Furthermore, it is every citizen’s fundamental right to “carry on any trade or business” (Article 19(1)(g)) and any restriction of the said fundamental right is only possible under Article 19(6). We must never forget that freedom is the general rule and the restrictions are exceptions.
Protecting our Farmers: from Big Corporate Houses to Traders
The fear of non-payment of dues by the trader to farmers is a genuine issue and the small farmers, especially from marginalised communities, are more prone to such violation of rights. The first law lays down, in Section 4(3), that the trader shall make payment to the farmer on the same day or within three days (subject to conditions in the agreement). This provision in the first law protects the farmer from any non-payment of his/her dues. Any violation of this provisions attracts stringent punishment under Section 11 of the first law, in essence, penalty up to five lakhs rupees.

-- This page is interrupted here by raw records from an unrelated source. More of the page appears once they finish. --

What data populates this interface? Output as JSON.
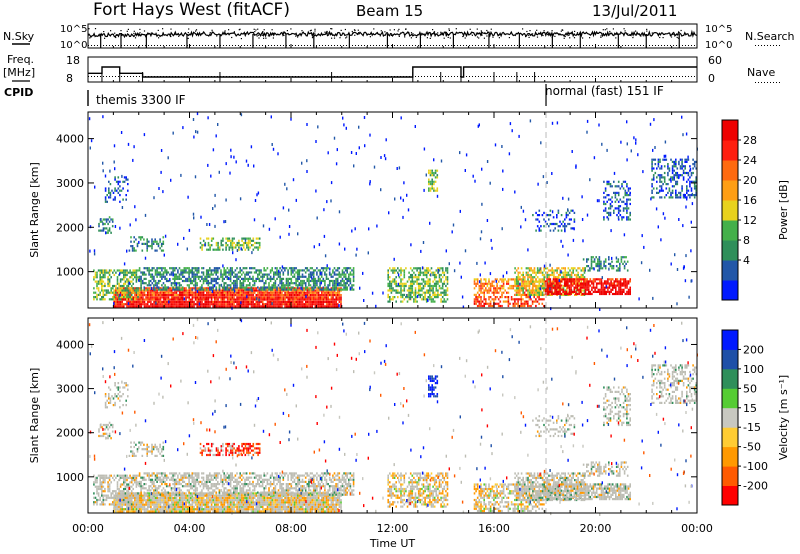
{
  "header": {
    "station": "Fort Hays West (fitACF)",
    "beam": "Beam 15",
    "date": "13/Jul/2011"
  },
  "left_labels": {
    "nsky": "N.Sky",
    "freq_line1": "Freq.",
    "freq_line2": "[MHz]",
    "cpid": "CPID"
  },
  "right_labels": {
    "nsearch": "N.Search",
    "nave": "Nave"
  },
  "cpid_labels": {
    "mode1": "themis 3300 IF",
    "mode2": "normal (fast) 151 IF"
  },
  "colors": {
    "power_scale": [
      "#0019ff",
      "#2257a8",
      "#2f8f5a",
      "#44b04a",
      "#e8d21d",
      "#ff9e14",
      "#ff6a10",
      "#ff1f10",
      "#ee0000"
    ],
    "velocity_scale": [
      "#ff0000",
      "#ff5a00",
      "#ff9900",
      "#ffcc33",
      "#c8c8c0",
      "#55cc33",
      "#2f8f5a",
      "#1f50a8",
      "#0019ff"
    ],
    "scatter_gray": "#bdbdb4"
  },
  "chart_data": [
    {
      "type": "line",
      "name": "noise-panel",
      "ylabel_left": "N.Sky",
      "ylabel_right": "N.Search",
      "y_ticks_left": [
        "10^5",
        "10^0"
      ],
      "y_ticks_right": [
        "10^5",
        "10^0"
      ],
      "xlim_hours": [
        0,
        24
      ],
      "spike_hours": [
        0.5,
        1.3,
        2.3,
        3.9,
        5.2,
        6.5,
        7.8,
        8.9,
        10.3,
        11.8,
        13.1,
        14.4,
        15.8,
        17.0,
        18.3,
        19.4,
        20.9,
        22.0,
        23.3
      ]
    },
    {
      "type": "line",
      "name": "frequency-panel",
      "ylabel_left": "Freq. [MHz]",
      "ylabel_right": "Nave",
      "y_ticks_left": [
        "18",
        "8"
      ],
      "y_ticks_right": [
        "60",
        "0"
      ],
      "xlim_hours": [
        0,
        24
      ],
      "freq_steps": [
        [
          0,
          11.5
        ],
        [
          0.55,
          11.5
        ],
        [
          0.55,
          14
        ],
        [
          1.25,
          14
        ],
        [
          1.25,
          11.5
        ],
        [
          2.15,
          11.5
        ],
        [
          2.15,
          10
        ],
        [
          12.8,
          10
        ],
        [
          12.8,
          14
        ],
        [
          14.7,
          14
        ],
        [
          14.7,
          10
        ],
        [
          14.8,
          10
        ],
        [
          14.8,
          14
        ],
        [
          24,
          14
        ]
      ],
      "freq_marks_hours": [
        0.55,
        1.25,
        2.15,
        5.2,
        9.6,
        12.8,
        13.9,
        14.7,
        16.0,
        16.9,
        17.6
      ]
    },
    {
      "type": "heatmap",
      "name": "power-panel",
      "ylabel": "Slant Range [km]",
      "xlim_hours": [
        0,
        24
      ],
      "ylim": [
        180,
        4600
      ],
      "yticks": [
        1000,
        2000,
        3000,
        4000
      ],
      "colorbar_label": "Power [dB]",
      "colorbar_ticks": [
        "28",
        "24",
        "20",
        "16",
        "12",
        "8",
        "4"
      ],
      "mode_change_hour": 18.05
    },
    {
      "type": "heatmap",
      "name": "velocity-panel",
      "ylabel": "Slant Range [km]",
      "xlabel": "Time UT",
      "xlim_hours": [
        0,
        24
      ],
      "ylim": [
        180,
        4600
      ],
      "yticks": [
        1000,
        2000,
        3000,
        4000
      ],
      "xtick_labels": [
        "00:00",
        "04:00",
        "08:00",
        "12:00",
        "16:00",
        "20:00",
        "00:00"
      ],
      "xtick_hours": [
        0,
        4,
        8,
        12,
        16,
        20,
        24
      ],
      "colorbar_label": "Velocity [m s⁻¹]",
      "colorbar_ticks": [
        "200",
        "100",
        "50",
        "15",
        "-15",
        "-50",
        "-100",
        "-200"
      ],
      "mode_change_hour": 18.05
    }
  ],
  "echo_regions": [
    {
      "t0": 1.0,
      "t1": 10.0,
      "r0": 240,
      "r1": 700,
      "density": 0.95,
      "powerBase": 6,
      "velMix": "gray-orange"
    },
    {
      "t0": 0.2,
      "t1": 2.0,
      "r0": 400,
      "r1": 1100,
      "density": 0.55,
      "powerBase": 3,
      "velMix": "gray"
    },
    {
      "t0": 2.0,
      "t1": 10.5,
      "r0": 620,
      "r1": 1150,
      "density": 0.6,
      "powerBase": 2,
      "velMix": "gray"
    },
    {
      "t0": 1.6,
      "t1": 3.0,
      "r0": 1500,
      "r1": 1850,
      "density": 0.35,
      "powerBase": 2,
      "velMix": "gray"
    },
    {
      "t0": 4.4,
      "t1": 6.8,
      "r0": 1520,
      "r1": 1820,
      "density": 0.55,
      "powerBase": 3,
      "velMix": "red"
    },
    {
      "t0": 0.6,
      "t1": 1.6,
      "r0": 2600,
      "r1": 3200,
      "density": 0.3,
      "powerBase": 1,
      "velMix": "gray"
    },
    {
      "t0": 0.4,
      "t1": 1.0,
      "r0": 1900,
      "r1": 2300,
      "density": 0.35,
      "powerBase": 2,
      "velMix": "gray"
    },
    {
      "t0": 11.8,
      "t1": 14.2,
      "r0": 350,
      "r1": 1150,
      "density": 0.55,
      "powerBase": 3,
      "velMix": "gray-orange"
    },
    {
      "t0": 13.4,
      "t1": 13.8,
      "r0": 2850,
      "r1": 3350,
      "density": 0.6,
      "powerBase": 3,
      "velMix": "blue"
    },
    {
      "t0": 15.2,
      "t1": 18.0,
      "r0": 250,
      "r1": 900,
      "density": 0.55,
      "powerBase": 5,
      "velMix": "gray-orange"
    },
    {
      "t0": 16.8,
      "t1": 19.6,
      "r0": 500,
      "r1": 1150,
      "density": 0.7,
      "powerBase": 4,
      "velMix": "gray"
    },
    {
      "t0": 18.0,
      "t1": 21.4,
      "r0": 520,
      "r1": 900,
      "density": 0.75,
      "powerBase": 7,
      "velMix": "gray"
    },
    {
      "t0": 19.5,
      "t1": 21.3,
      "r0": 1050,
      "r1": 1400,
      "density": 0.4,
      "powerBase": 2,
      "velMix": "gray"
    },
    {
      "t0": 17.5,
      "t1": 19.2,
      "r0": 1950,
      "r1": 2450,
      "density": 0.25,
      "powerBase": 1,
      "velMix": "gray"
    },
    {
      "t0": 20.3,
      "t1": 21.4,
      "r0": 2200,
      "r1": 3100,
      "density": 0.3,
      "powerBase": 1,
      "velMix": "gray"
    },
    {
      "t0": 22.2,
      "t1": 24.0,
      "r0": 2700,
      "r1": 3600,
      "density": 0.35,
      "powerBase": 1,
      "velMix": "gray"
    }
  ]
}
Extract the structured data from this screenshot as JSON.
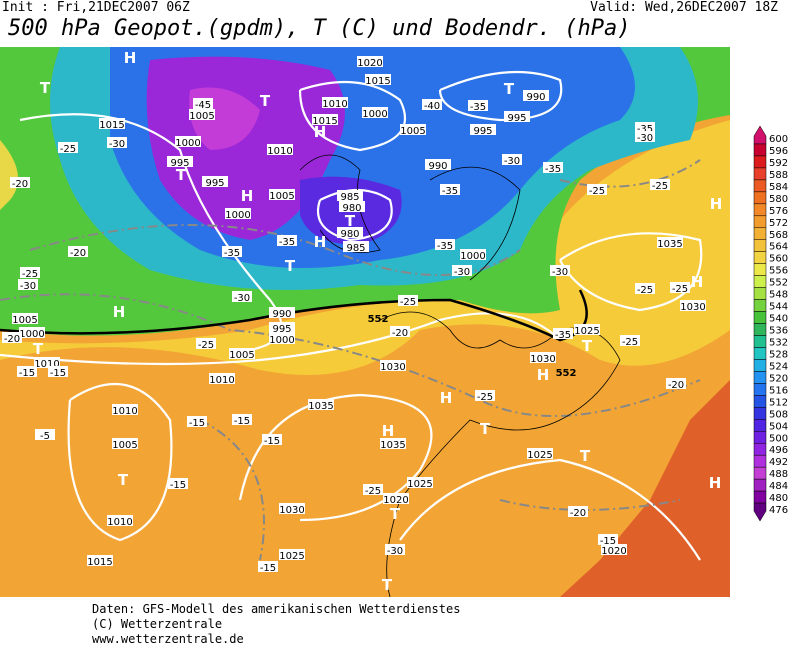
{
  "header": {
    "init": "Init : Fri,21DEC2007 06Z",
    "valid": "Valid: Wed,26DEC2007 18Z",
    "title": "500 hPa Geopot.(gpdm), T (C) und Bodendr. (hPa)"
  },
  "map": {
    "pressure_labels": [
      1020,
      1015,
      1010,
      1015,
      1000,
      1005,
      995,
      995,
      990,
      1015,
      1005,
      1000,
      995,
      995,
      1010,
      1005,
      1000,
      985,
      980,
      980,
      985,
      990,
      1000,
      990,
      995,
      1000,
      1005,
      1010,
      1030,
      1035,
      1035,
      1025,
      1020,
      1030,
      1025,
      1025,
      1035,
      1030,
      1025,
      1030,
      1020,
      1010,
      1005,
      1010,
      1015,
      1010,
      1005,
      1000
    ],
    "temperature_labels": [
      -45,
      -40,
      -35,
      -35,
      -30,
      -30,
      -25,
      -20,
      -30,
      -35,
      -25,
      -25,
      -35,
      -35,
      -35,
      -30,
      -35,
      -30,
      -25,
      -20,
      -25,
      -30,
      -25,
      -25,
      -35,
      -25,
      -20,
      -25,
      -15,
      -15,
      -15,
      -15,
      -25,
      -30,
      -20,
      -15,
      -15,
      -5,
      -15,
      -15,
      -20,
      -25,
      -30,
      -20
    ],
    "contour_labels": [
      552,
      552
    ],
    "markers": [
      "H",
      "T",
      "T",
      "H",
      "T",
      "H",
      "H",
      "T",
      "T",
      "T",
      "H",
      "T",
      "H",
      "H",
      "T",
      "H",
      "H",
      "T",
      "H",
      "T",
      "T",
      "T",
      "H",
      "T"
    ]
  },
  "colorbar": [
    {
      "label": 600,
      "color": "#d0106a"
    },
    {
      "label": 596,
      "color": "#c80030"
    },
    {
      "label": 592,
      "color": "#dc1c1c"
    },
    {
      "label": 588,
      "color": "#e8402a"
    },
    {
      "label": 584,
      "color": "#ec5a24"
    },
    {
      "label": 580,
      "color": "#f07022"
    },
    {
      "label": 576,
      "color": "#f28828"
    },
    {
      "label": 572,
      "color": "#f29c2e"
    },
    {
      "label": 568,
      "color": "#f2b034"
    },
    {
      "label": 564,
      "color": "#f2c23a"
    },
    {
      "label": 560,
      "color": "#f2d442"
    },
    {
      "label": 556,
      "color": "#ece84a"
    },
    {
      "label": 552,
      "color": "#cef04c"
    },
    {
      "label": 548,
      "color": "#a4e244"
    },
    {
      "label": 544,
      "color": "#74d23e"
    },
    {
      "label": 540,
      "color": "#48c23a"
    },
    {
      "label": 536,
      "color": "#30b45c"
    },
    {
      "label": 532,
      "color": "#20c090"
    },
    {
      "label": 528,
      "color": "#20c4c0"
    },
    {
      "label": 524,
      "color": "#20b0e4"
    },
    {
      "label": 520,
      "color": "#2492f0"
    },
    {
      "label": 516,
      "color": "#2474f0"
    },
    {
      "label": 512,
      "color": "#2454e4"
    },
    {
      "label": 508,
      "color": "#3434e0"
    },
    {
      "label": 504,
      "color": "#5024e0"
    },
    {
      "label": 500,
      "color": "#7020e0"
    },
    {
      "label": 496,
      "color": "#9024e0"
    },
    {
      "label": 492,
      "color": "#b030e0"
    },
    {
      "label": 488,
      "color": "#c440d4"
    },
    {
      "label": 484,
      "color": "#a020c0"
    },
    {
      "label": 480,
      "color": "#8000a0"
    },
    {
      "label": 476,
      "color": "#600080"
    }
  ],
  "footer": [
    "Daten: GFS-Modell des amerikanischen Wetterdienstes",
    "(C) Wetterzentrale",
    "www.wetterzentrale.de"
  ]
}
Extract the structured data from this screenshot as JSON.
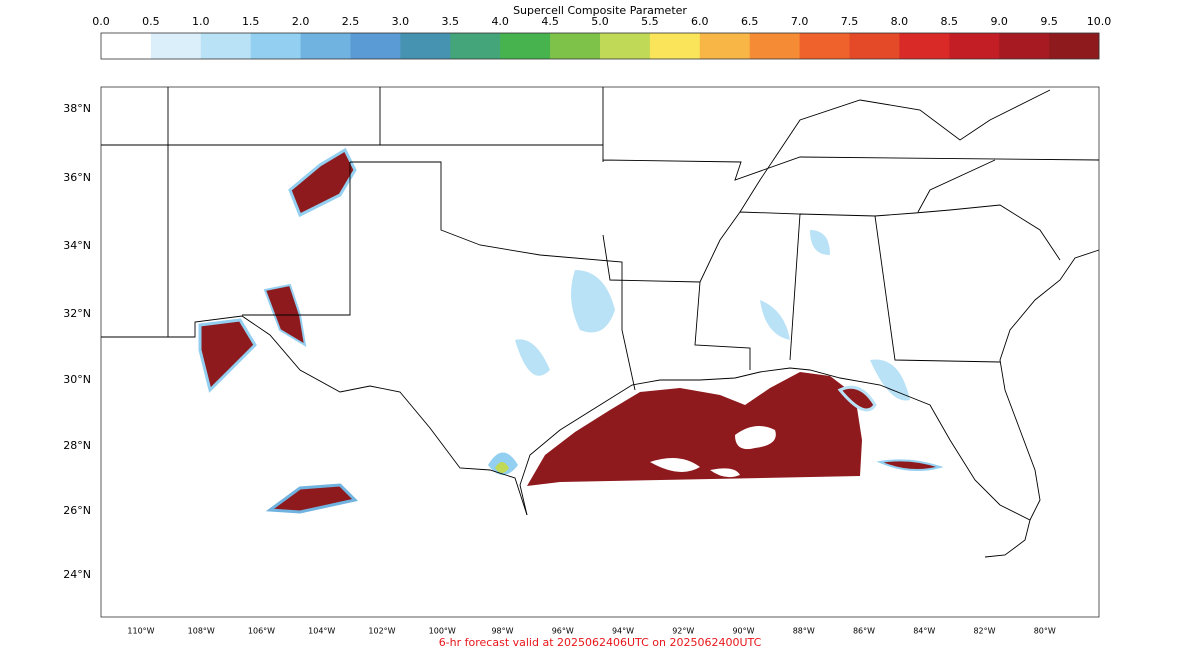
{
  "colorbar": {
    "title": "Supercell Composite Parameter",
    "ticks": [
      "0.0",
      "0.5",
      "1.0",
      "1.5",
      "2.0",
      "2.5",
      "3.0",
      "3.5",
      "4.0",
      "4.5",
      "5.0",
      "5.5",
      "6.0",
      "6.5",
      "7.0",
      "7.5",
      "8.0",
      "8.5",
      "9.0",
      "9.5",
      "10.0"
    ],
    "colors": [
      "#ffffff",
      "#dbeffb",
      "#b9e2f7",
      "#93cff0",
      "#70b2e0",
      "#5a9bd6",
      "#4593b0",
      "#44a57a",
      "#47b34e",
      "#7fc24a",
      "#c0d957",
      "#f9e45a",
      "#f8b646",
      "#f58b35",
      "#f0622b",
      "#e44a28",
      "#d92a27",
      "#c31e25",
      "#a71a22",
      "#8e1a1e"
    ]
  },
  "map": {
    "lat_labels": [
      "38°N",
      "36°N",
      "34°N",
      "32°N",
      "30°N",
      "28°N",
      "26°N",
      "24°N"
    ],
    "lon_labels": [
      "110°W",
      "108°W",
      "106°W",
      "104°W",
      "102°W",
      "100°W",
      "98°W",
      "96°W",
      "94°W",
      "92°W",
      "90°W",
      "88°W",
      "86°W",
      "84°W",
      "82°W",
      "80°W"
    ]
  },
  "footer": "6-hr forecast valid at 2025062406UTC on 2025062400UTC"
}
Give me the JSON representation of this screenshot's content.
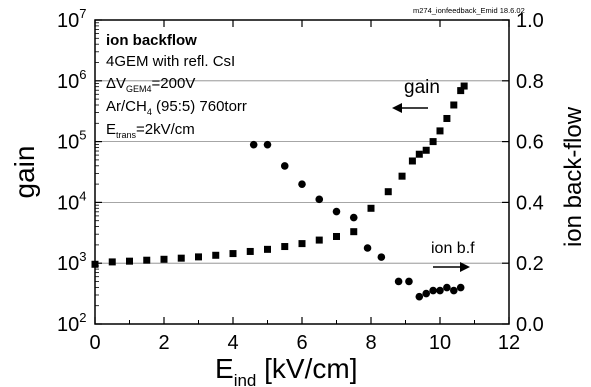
{
  "chart_data": {
    "type": "scatter",
    "file_tag": "m274_ionfeedback_Emid  18.6.02",
    "xlabel_main": "E",
    "xlabel_sub": "ind",
    "xlabel_unit": " [kV/cm]",
    "ylabel_left": "gain",
    "ylabel_right": "ion back-flow",
    "xlim": [
      0,
      12
    ],
    "ylim_left": [
      100,
      10000000
    ],
    "y_left_scale": "log",
    "ylim_right": [
      0.0,
      1.0
    ],
    "x_ticks": [
      "0",
      "2",
      "4",
      "6",
      "8",
      "10",
      "12"
    ],
    "y_left_ticks": [
      {
        "base": "10",
        "exp": "2"
      },
      {
        "base": "10",
        "exp": "3"
      },
      {
        "base": "10",
        "exp": "4"
      },
      {
        "base": "10",
        "exp": "5"
      },
      {
        "base": "10",
        "exp": "6"
      },
      {
        "base": "10",
        "exp": "7"
      }
    ],
    "y_right_ticks": [
      "0.0",
      "0.2",
      "0.4",
      "0.6",
      "0.8",
      "1.0"
    ],
    "grid": "horizontal",
    "info_box": {
      "title": "ion backflow",
      "line1": "4GEM with refl. CsI",
      "line2_prefix": "ΔV",
      "line2_sub": "GEM4",
      "line2_suffix": "=200V",
      "line3_prefix": "Ar/CH",
      "line3_sub": "4",
      "line3_suffix": " (95:5) 760torr",
      "line4_prefix": "E",
      "line4_sub": "trans",
      "line4_suffix": "=2kV/cm"
    },
    "annotations": {
      "gain_label": "gain",
      "ion_label": "ion b.f"
    },
    "series": [
      {
        "axis": "left",
        "marker": "square",
        "points": [
          [
            0,
            960
          ],
          [
            0.5,
            1050
          ],
          [
            1.0,
            1080
          ],
          [
            1.5,
            1120
          ],
          [
            2.0,
            1160
          ],
          [
            2.5,
            1210
          ],
          [
            3.0,
            1270
          ],
          [
            3.5,
            1350
          ],
          [
            4.0,
            1440
          ],
          [
            4.5,
            1560
          ],
          [
            5.0,
            1690
          ],
          [
            5.5,
            1880
          ],
          [
            6.0,
            2100
          ],
          [
            6.5,
            2400
          ],
          [
            7.0,
            2750
          ],
          [
            7.5,
            3300
          ],
          [
            8.0,
            8000
          ],
          [
            8.5,
            15000
          ],
          [
            8.9,
            27000
          ],
          [
            9.2,
            48000
          ],
          [
            9.4,
            62000
          ],
          [
            9.6,
            72000
          ],
          [
            9.8,
            100000
          ],
          [
            10.0,
            150000
          ],
          [
            10.2,
            240000
          ],
          [
            10.4,
            400000
          ],
          [
            10.6,
            690000
          ],
          [
            10.7,
            820000
          ]
        ]
      },
      {
        "axis": "right",
        "marker": "circle",
        "points": [
          [
            4.6,
            0.59
          ],
          [
            5.0,
            0.59
          ],
          [
            5.5,
            0.52
          ],
          [
            6.0,
            0.46
          ],
          [
            6.5,
            0.41
          ],
          [
            7.0,
            0.37
          ],
          [
            7.5,
            0.35
          ],
          [
            7.9,
            0.25
          ],
          [
            8.3,
            0.22
          ],
          [
            8.8,
            0.14
          ],
          [
            9.1,
            0.14
          ],
          [
            9.4,
            0.09
          ],
          [
            9.6,
            0.1
          ],
          [
            9.8,
            0.11
          ],
          [
            10.0,
            0.11
          ],
          [
            10.2,
            0.12
          ],
          [
            10.4,
            0.11
          ],
          [
            10.6,
            0.12
          ]
        ]
      }
    ]
  }
}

Section 8 of the Second Farmers Laws protects the uneducated farmers from exploitation by big corporate houses as the provision says that the agreement entered by the farmers with any business entity shall not be for the purpose of sale/lease/mortgage of farmer’s land. This provision, in essence, will protect those marginalised farmers who are exploited by big landowners and middlemen. The second law also provides for mitigation of loss of the farmer or the business entity and flow of credit/money by recommending the farming agreement to be “linked with insurance or credit instrument” (Section 9). There is always a concern about the land of the farmer that if he/she is unable to deliver the crops due to climate change or any natural disaster, then his/her land is taken away by the way of legal proceedings- but the second law, in Section 15, ensures the farmer that “no action for recovery of any amount due shall be initiated against the agricultural land of the farmer.” Therefore, protecting the land of the farmer from any recovery proceeding.
These farm laws are in the spirit of Article 301 of the Constitution of India and they ensure farmers with the freedom which they have always asked for- to trade, to sow, to cultivate and to do whatever they want to do with their farming land. Interestingly, these laws do not dismantle the APMC Acts/Mandis created by the State Government and the option of selling their crops at these Mandis is not taken away from the farmers. Basically, the laws have created more options for free trade and marketplace- without any state coercion. There is also a need to diminish the digital divide that exists in India- in order to allow the farmers to trade electronically – there must be awareness programmes under Digital India Scheme to educate the farmers throughout India. The laws are in right direction and there is still a lot of reforms which are to be considered by the government- like opening up exports and imports of agricultural produce (International Trade) and futures market.
Note: Public discourse, debates and dissent are important for the democracy. Without the public discourse, democracy fails. The way in which these farmers laws were passed by the Government during a pandemic and the handling of farmers protests is unacceptable and the ministers must be held accountable for the same as it is very important- to limit the power of the executive- through Courts and outside Courts.